Fertility preserving surgical treatment which is the standard treatment for young BOTs (recommended grade A) is a comprehensive staging surgery. Compared with radical surgery, postoperative recurrence rate will be increased, but there is no significant difference in overall survival rate [16]. The surgical scope of staging surgery, especially ovarian tumor exfoliation, was of great benefit to the postoperative pregnancy success rate[16, 17]. In this study, a young patient who underwent bilateral SSPBT stripping was successfully pregnant and delivered one year later by assisted technology.
The tumor marker CA125 is mainly expressed in ovarian serous tumors, but the level of CA125 can be overlaps between SSPBT and serous papillary carcinoma [18]. CA125 combined with ultrasonography can be used to monitor postoperative tumor recurrence in serous borderline tumors [19].In this study, 4 cases (80%) of SSPBT showed different levels of serum CA125 increased before operation, but no tumor recurrence was found in regular ultrasound and follow-up of serum CA125 level one year after operation. Due to the tendency of long-term recurrence of borderline tumors, long-term rigorous follow-up of more than 10 years is still needed after operation.

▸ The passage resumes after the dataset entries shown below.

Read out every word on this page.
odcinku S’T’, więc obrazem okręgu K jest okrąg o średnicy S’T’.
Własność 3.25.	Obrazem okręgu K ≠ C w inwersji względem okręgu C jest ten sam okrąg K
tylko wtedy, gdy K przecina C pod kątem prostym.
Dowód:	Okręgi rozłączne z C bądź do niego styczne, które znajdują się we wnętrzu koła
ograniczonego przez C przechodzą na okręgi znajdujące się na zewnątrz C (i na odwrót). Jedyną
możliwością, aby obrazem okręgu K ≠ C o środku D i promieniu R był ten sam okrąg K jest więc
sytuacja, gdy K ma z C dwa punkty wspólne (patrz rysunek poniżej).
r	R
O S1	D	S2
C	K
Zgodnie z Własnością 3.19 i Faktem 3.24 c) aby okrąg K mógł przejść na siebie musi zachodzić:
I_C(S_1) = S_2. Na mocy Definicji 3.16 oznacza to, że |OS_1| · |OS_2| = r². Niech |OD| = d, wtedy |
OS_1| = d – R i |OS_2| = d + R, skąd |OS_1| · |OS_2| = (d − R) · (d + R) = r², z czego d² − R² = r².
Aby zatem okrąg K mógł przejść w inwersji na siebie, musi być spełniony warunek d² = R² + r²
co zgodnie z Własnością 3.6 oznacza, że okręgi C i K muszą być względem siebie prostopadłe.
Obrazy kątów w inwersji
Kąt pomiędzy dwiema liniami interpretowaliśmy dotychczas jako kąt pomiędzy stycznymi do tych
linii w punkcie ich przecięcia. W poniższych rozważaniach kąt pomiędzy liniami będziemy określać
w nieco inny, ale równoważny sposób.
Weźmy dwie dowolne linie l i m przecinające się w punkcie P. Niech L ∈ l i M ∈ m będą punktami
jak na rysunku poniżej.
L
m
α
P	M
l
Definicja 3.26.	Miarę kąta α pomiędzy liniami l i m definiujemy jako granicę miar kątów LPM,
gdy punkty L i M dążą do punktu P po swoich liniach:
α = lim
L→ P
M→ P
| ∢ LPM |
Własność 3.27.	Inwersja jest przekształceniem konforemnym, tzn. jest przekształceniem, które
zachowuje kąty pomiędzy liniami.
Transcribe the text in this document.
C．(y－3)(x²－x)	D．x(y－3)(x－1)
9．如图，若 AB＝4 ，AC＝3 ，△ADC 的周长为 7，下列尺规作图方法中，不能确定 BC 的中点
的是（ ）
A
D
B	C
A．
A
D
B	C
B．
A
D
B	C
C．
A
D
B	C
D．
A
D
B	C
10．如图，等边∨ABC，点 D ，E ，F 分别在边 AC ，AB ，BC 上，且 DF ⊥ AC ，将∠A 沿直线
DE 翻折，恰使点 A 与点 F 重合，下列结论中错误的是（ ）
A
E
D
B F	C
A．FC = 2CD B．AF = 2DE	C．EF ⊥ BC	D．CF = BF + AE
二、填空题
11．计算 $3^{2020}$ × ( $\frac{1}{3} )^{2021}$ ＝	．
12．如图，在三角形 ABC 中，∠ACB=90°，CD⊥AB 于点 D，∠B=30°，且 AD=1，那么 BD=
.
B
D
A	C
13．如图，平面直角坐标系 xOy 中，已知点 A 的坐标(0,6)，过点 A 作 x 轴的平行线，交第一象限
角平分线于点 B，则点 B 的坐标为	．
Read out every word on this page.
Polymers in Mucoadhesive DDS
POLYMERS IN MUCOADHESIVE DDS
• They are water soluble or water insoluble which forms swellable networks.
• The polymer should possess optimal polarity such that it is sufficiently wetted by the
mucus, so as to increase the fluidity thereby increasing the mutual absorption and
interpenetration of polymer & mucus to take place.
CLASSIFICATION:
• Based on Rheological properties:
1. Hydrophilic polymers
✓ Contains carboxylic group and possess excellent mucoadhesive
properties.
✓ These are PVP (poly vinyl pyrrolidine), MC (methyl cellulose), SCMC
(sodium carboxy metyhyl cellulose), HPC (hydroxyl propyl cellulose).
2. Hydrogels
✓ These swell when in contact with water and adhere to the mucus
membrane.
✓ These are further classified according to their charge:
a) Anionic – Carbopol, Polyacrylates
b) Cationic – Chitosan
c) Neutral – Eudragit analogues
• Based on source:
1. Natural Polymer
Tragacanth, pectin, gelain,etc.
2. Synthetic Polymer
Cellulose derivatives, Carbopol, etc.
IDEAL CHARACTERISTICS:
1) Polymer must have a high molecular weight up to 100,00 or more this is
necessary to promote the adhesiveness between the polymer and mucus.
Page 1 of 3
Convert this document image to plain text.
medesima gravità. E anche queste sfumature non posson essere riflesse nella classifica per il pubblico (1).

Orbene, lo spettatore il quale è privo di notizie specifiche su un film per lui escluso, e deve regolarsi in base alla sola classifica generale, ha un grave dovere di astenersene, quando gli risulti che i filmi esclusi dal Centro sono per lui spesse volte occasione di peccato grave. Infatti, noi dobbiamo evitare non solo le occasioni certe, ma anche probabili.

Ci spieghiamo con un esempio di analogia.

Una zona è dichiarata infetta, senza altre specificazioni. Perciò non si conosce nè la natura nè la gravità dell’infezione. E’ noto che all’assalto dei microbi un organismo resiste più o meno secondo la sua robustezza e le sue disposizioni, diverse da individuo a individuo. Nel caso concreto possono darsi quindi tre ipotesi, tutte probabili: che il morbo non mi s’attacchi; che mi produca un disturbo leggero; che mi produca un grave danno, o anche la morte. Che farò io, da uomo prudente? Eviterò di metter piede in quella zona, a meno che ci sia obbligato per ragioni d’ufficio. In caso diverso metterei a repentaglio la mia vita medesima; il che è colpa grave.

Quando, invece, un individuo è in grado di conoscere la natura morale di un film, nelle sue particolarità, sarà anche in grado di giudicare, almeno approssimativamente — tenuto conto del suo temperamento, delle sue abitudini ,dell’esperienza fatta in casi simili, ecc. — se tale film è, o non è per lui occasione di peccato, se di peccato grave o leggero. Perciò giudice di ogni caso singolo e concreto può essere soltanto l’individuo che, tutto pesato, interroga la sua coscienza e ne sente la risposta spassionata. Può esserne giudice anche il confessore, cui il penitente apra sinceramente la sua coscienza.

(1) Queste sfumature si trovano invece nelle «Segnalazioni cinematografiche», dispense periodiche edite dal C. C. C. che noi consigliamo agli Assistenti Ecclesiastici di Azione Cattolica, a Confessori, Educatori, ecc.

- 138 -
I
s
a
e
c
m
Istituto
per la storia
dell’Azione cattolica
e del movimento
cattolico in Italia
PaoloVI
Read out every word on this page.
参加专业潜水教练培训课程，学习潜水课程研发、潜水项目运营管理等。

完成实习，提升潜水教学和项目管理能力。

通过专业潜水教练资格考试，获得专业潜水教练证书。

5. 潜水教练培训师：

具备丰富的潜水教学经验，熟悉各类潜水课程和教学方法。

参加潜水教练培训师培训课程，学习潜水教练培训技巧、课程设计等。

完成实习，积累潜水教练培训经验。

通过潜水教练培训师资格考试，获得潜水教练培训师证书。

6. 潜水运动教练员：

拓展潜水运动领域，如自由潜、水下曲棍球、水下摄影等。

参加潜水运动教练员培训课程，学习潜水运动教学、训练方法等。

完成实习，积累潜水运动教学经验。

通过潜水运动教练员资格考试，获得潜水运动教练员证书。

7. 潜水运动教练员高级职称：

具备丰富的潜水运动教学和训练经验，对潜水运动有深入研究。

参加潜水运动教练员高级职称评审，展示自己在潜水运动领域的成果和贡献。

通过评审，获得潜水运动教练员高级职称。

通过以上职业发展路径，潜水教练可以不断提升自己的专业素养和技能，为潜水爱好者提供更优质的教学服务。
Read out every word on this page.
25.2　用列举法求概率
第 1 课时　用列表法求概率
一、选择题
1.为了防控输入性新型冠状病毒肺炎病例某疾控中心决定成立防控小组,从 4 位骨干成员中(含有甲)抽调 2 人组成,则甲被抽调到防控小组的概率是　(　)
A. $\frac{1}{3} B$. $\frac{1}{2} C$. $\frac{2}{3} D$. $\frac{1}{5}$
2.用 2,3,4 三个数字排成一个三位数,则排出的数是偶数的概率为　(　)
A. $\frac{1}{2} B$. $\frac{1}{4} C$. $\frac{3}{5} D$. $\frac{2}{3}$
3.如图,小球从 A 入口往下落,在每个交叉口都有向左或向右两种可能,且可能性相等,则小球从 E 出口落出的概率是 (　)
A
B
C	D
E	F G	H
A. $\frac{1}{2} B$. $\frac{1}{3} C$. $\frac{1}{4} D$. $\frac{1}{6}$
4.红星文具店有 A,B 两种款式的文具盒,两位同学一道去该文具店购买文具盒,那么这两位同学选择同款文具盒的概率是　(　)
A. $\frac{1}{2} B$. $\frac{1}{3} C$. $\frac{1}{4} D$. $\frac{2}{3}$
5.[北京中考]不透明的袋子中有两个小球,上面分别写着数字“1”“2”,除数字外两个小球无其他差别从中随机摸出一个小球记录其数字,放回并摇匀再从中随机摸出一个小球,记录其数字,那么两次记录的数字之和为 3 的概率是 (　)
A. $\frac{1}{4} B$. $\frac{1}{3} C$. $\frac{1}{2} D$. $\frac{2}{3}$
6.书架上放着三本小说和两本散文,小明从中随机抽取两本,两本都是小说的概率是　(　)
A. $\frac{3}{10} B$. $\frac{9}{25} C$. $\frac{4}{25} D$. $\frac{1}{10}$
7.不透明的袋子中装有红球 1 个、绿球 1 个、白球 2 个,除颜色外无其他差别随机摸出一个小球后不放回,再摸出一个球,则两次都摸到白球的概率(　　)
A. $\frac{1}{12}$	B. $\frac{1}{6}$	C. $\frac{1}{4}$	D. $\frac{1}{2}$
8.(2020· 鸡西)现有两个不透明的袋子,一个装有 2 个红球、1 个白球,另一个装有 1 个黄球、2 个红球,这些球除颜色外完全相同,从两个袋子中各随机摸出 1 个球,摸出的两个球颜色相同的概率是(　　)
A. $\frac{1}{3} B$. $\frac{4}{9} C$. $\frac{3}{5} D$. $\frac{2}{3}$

Above all, ovarian SSPBT on the multimodal ultrasonic which includes gray-scale ultrasound, 2D-CEUS and 3D-CEUS have unique sonographic features that are closely related to the pathological structure of the tumor. Ultrasound plays an important role in the diagnosis and postoperative follow-up of SSPBT. Because of the low incidence of the ovarian SSPBT, the cases we collected may not be fully reflected in the whole image characteristics of these tumors, but in any case, we believe that our research will make a useful contribution to the future study of SSPBT.